A deciduous shrub 3 to 10 ft high, straggling or erect, sometimes spreading by suckers and forming dense thickets of stems; or a small tree to 20 ft high. Leaves oval or oblong to almost rounded, 1 to 23⁄4 in. long, blunt or acute at the apex, densely downy beneath when unfolding, later glabrous, margins rather coarsely toothed almost to the base of the leaf. Flowers white, to about 11⁄4 in. wide, in loose racemes; top of ovary densely downy. Fruit juicy, purplish black, with a glaucous tinge.
Native of eastern N. America from S. Quebec to N. Carolina.
var. grandiflora (Wieg.) Rehd. A. sanguinea f. grandiflora Wieg.

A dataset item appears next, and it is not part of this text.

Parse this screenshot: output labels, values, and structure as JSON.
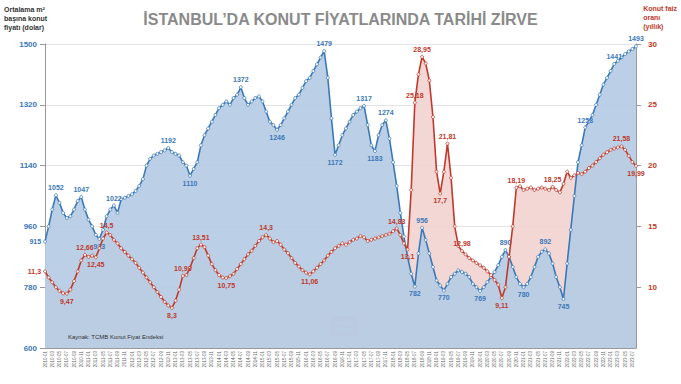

A. amabilis Wieg. – Flowers to 13⁄4 in. across, the lowermost on stalks up to 13⁄5 in. long. Such forms are considered by Jones (op. cit.) to be part of the normal variation of the species.
A. gaspensis (Wieg.) Fern. A. sanguinea var. gaspensis Wieg. – This species is confined to a small area of Canada around the St Lawrence estuary. It is unusual in bearing its flowers when the leaves are fully expanded; the leaves, too, are more rounded at the apex than in A. sanguinea, truncate at the base, and the flowers smaller, to 3⁄4 in. wide at the most.